The introduction

For more articles, visit the Do-it-yourself H.264 decoder

There are currently two popular h.264 packaging options called AnnexB and avcC. For these two formats, different countries have different levels of support. For example, Android hard decoding MediaCodec only accepts AnnexB format data, while Apple’s VideoToolBox only supports avcC format. So this requires us practitioners to have an understanding of both formats. In this chapter, we first introduce AnnexB

AnnexB

If we write multiple NALUs into a single file, the nALUs are first strung together in a string, because nALUs are of different lengths and there is no specific identifier to identify themselves as a single NALU, So when we read this file, there’s really no way to write together NALU to effectively differentiate. To solve this problem, we have to add some data to the NALUS and split up the nALUs. AnnexB is a format used to wrap NALU layers.

The AnnexB format is very simple: an NALU is preceded by three or four bytes that contain either 0, 0, 0, 1 or 0, 0, 1. When we read an H264 stream, as soon as we encounter 0, 0, 0, 1 or 0, 0, 1, we assume that a new NALU has started. Therefore, these bytes used as delimiters are also commonly called start code.

Emulation Prevention Bytes

But adding only the start code before the NALU is problematic, because it is possible to have 0, 0, 0, 1 or 0, 0, 1 in the original stream, causing the reader to mistakenly split one NALU into multiple NALUs. To prevent this, AnnexB introduced the concept of Emulation Prevention Bytes.

Emulation Prevention Bytes means that before adding the start code to the NALU, the code stream is traversed to find the Bytes in the code stream 0, 0, 1,0, 2,0, 3, and then modified as follows

0 0 0 => 0 0 3 0 0 1 => 0 0 3 1 0 0 2 => 0 0 3 2 0 0 3 => 0 0 3 3Copy the code

That is, in the four cases above, after 0, 0, a byte of 3 is inserted. After this processing, the stream will not repeat the starting code (0 0 1, 0 0 0 1) and cause conflicts.

Of course, in the decoding process, after the NALU data is successfully segmented by the start code, the contention-proof bytes are removed.

0 0 3 0 => 0 0 0 0 3 1 => 0 0 1 0 0 3 2 => 0 0 2 0 0 3 3 => 0 0 3Copy the code

This is how you get the true NALU stream.

avcC

AnnexB’s principle is to write a special start code in front of each NALU and use this start code as the separator of the NALU to divide each NALU. AvcC takes a different approach. The NALU is preceded by a few bytes that form an integer (big endian) that represents the length of the entire NALU. When reading, you read the integer, get the length of the NALU, and then read the entire NALU.

AvcC,

The SPS and PPS hold the parameters necessary to decode a stream of H.264. That is, if you want to decode a stream of H.264, SPS and PPS must be obtained first. We will cover SPS and PPS in more detail later in the course, but for now you just need to know that SPS and PPS are special and important NALUs.

In AnnexB, SPS and PPS were treated as ordinary NALU. In avcC, SPS and PPS information is treated as special information.

The first part of the H.264 stream packaged with avcC will be a piece of data called Extradata that defines the basic properties of the H.264 stream, as well as the SPS and PPS data.

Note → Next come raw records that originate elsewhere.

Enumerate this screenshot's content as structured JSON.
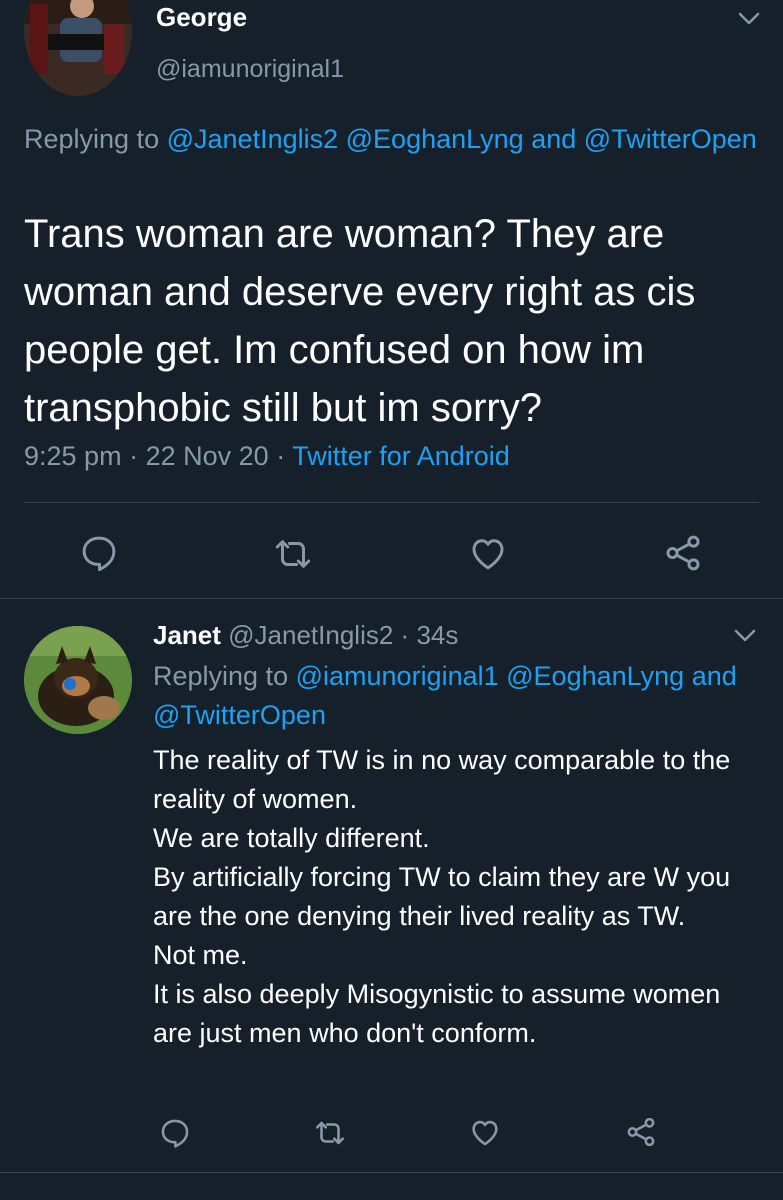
{
  "main_tweet": {
    "author_name": "George",
    "author_handle": "@iamunoriginal1",
    "replying_prefix": "Replying to",
    "replying_mention_1": "@JanetInglis2",
    "replying_mention_2": "@EoghanLyng",
    "replying_and": "and",
    "replying_mention_3": "@TwitterOpen",
    "text": "Trans woman are woman? They are woman and deserve every right as cis people get. Im confused on how im transphobic still but im sorry?",
    "time": "9:25 pm",
    "date": "22 Nov 20",
    "source": "Twitter for Android",
    "dot": "·"
  },
  "reply_tweet": {
    "author_name": "Janet",
    "author_handle": "@JanetInglis2",
    "age": "34s",
    "dot": "·",
    "replying_prefix": "Replying to",
    "replying_mention_1": "@iamunoriginal1",
    "replying_mention_2": "@EoghanLyng",
    "replying_and": "and",
    "replying_mention_3": "@TwitterOpen",
    "lines": [
      "The reality of TW is in no way comparable to the reality of women.",
      "We are totally different.",
      "By artificially forcing TW to claim they are W you are the one denying their lived reality as TW.",
      "Not me.",
      "It is also deeply Misogynistic to assume women are just men who don't conform."
    ]
  },
  "icons": [
    "chevron-down-icon",
    "reply-icon",
    "retweet-icon",
    "like-icon",
    "share-icon"
  ],
  "colors": {
    "background": "#15202b",
    "link": "#1da1f2",
    "muted": "#8899a6",
    "divider": "#38444d"
  }
}
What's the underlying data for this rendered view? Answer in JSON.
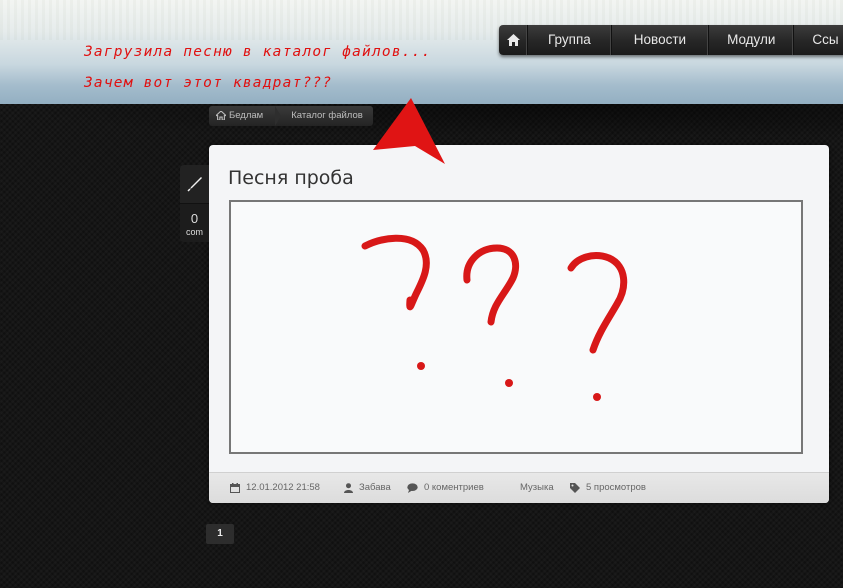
{
  "annotations": {
    "line1": "Загрузила песню в каталог файлов...",
    "line2": "Зачем вот этот квадрат???",
    "color": "#e01010"
  },
  "nav": {
    "items": [
      {
        "label": "Группа"
      },
      {
        "label": "Новости"
      },
      {
        "label": "Модули"
      },
      {
        "label": "Ссы"
      }
    ]
  },
  "breadcrumb": {
    "items": [
      {
        "label": "Бедлам"
      },
      {
        "label": "Каталог файлов"
      }
    ]
  },
  "side": {
    "comment_count": "0",
    "comment_label": "com"
  },
  "card": {
    "title": "Песня проба",
    "meta": {
      "date": "12.01.2012 21:58",
      "author": "Забава",
      "comments": "0 коментриев",
      "category": "Музыка",
      "views": "5 просмотров"
    }
  },
  "pager": {
    "current": "1"
  },
  "icons": {
    "nav_home": "home-icon",
    "crumb_home": "home-icon",
    "side_tool": "pen-icon",
    "date": "calendar-icon",
    "author": "user-icon",
    "comments": "speech-bubble-icon",
    "views": "tag-icon",
    "annotation_arrow": "red-arrow-icon"
  }
}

Let’s look at the Extradata data format

bits 8 version ( always 0x01 ) 8 avc profile ( sps[0][1] ) 8 avc compatibility ( sps[0][2] ) 8 avc level ( sps[0][3] ) 6 Reserved (all bits on) 2 NALULengthSizeMinusOne // The value is (prefix length -1) 3 Reserved (all bits on) 5 Number of SPS NALUs (usually 1) repeated once per SPS: 16 SPS size variable SPS NALU data 8 number of PPS NALUs (usually 1) repeated once per PPS 16 PPS size variable PPS NALU  dataCopy the code

Notice the value NALULengthSizeMinusOne. By incrementing this value by 1, we get the number of bytes that each subsequent NALU is prefixed with (that is, an integer indicating length)

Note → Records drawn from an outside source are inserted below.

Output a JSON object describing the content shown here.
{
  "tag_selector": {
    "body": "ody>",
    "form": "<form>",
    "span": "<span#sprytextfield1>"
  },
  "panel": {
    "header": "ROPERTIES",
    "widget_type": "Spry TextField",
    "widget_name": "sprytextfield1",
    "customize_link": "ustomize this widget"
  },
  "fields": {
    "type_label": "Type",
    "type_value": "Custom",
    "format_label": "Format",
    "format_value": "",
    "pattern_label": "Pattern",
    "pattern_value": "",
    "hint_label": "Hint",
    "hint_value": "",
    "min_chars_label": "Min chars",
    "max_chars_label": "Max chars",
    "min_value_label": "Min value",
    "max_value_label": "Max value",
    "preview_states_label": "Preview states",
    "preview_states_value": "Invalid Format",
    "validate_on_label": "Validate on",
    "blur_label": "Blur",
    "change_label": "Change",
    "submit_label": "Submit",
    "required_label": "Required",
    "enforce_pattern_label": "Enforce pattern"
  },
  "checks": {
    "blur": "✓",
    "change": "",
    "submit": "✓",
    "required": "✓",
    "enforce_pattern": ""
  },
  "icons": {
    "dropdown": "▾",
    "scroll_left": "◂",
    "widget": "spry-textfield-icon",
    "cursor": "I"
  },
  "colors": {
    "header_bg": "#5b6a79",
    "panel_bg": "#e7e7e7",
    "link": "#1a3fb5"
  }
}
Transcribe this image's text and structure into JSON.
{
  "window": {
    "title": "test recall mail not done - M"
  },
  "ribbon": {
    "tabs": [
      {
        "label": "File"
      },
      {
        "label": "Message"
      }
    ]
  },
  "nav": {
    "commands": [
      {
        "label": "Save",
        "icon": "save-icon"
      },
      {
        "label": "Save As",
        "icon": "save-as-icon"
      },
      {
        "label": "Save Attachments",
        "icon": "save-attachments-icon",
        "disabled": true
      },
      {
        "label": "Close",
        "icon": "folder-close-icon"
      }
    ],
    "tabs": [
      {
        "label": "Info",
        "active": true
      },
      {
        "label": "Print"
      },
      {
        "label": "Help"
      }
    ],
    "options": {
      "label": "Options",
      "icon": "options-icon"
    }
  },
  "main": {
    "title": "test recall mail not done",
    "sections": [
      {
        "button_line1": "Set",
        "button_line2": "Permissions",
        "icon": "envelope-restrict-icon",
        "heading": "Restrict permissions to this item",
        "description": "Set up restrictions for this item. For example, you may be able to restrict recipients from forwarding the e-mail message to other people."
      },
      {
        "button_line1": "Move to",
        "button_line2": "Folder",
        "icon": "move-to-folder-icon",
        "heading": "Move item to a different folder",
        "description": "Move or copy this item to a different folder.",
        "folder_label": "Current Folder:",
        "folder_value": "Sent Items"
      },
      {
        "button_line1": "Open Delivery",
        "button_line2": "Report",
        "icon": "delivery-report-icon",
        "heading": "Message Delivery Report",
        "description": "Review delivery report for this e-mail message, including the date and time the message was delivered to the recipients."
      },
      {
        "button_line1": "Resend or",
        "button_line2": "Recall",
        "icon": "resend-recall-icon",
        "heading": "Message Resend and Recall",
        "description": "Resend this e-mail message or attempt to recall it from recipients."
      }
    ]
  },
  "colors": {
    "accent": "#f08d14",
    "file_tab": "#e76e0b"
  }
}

For example, if the NALULengthSizeMinusOne is 3, then the length of the prefix before each NALU is 4 bytes. When we read the following data, we can read four bytes first, and then convert these four bytes into integers, which is the length of the NALU. Note that this length does not include the initial four bytes, but is the length of the pure NALU.